Fine Points of the Law

■ A female guard at a New York state juvenile detention center was raped, beaten and kidnapped at knifepoint in 2004 by one of the inmates, who escaped with the guard in a car and remained at large until he was recaptured six hours later, but when the guard applied for union insurance payments, she was informed that the contract paid kidnapping benefits only for incidents of at least eight hours’ duration. According to a March Albany Times Union story, she received worker compensation and about $10,000 in other benefits, but if she had remained captive for two more hours, she would have received between $40,000 and $100,000 more.

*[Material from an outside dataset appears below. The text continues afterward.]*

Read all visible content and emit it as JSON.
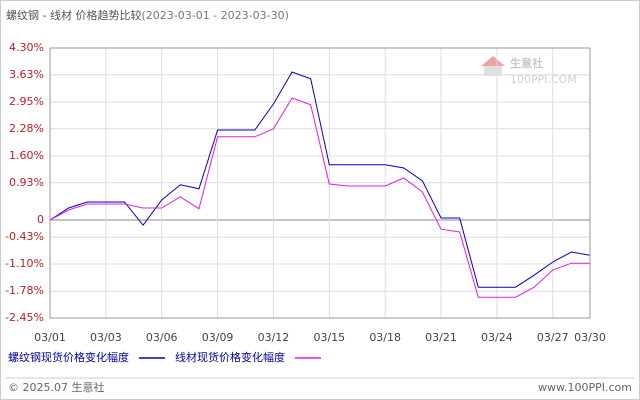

Latest Cutting-Edge Research

■ (1) A three-year study at the PET Center at Arhus Hospital in Copenhagen, Denmark, reported in March, affirmed that the designer drug Ecstasy can cause depression in pigs. (2) Drawing heavy fire from critics in March was a Cdn$150,000 (US$135,000) grant from the Ontario government to researchers at Laurentian University, for the purpose of studying the sex drives of squirrels (to assess how wildlife adapt to the environment).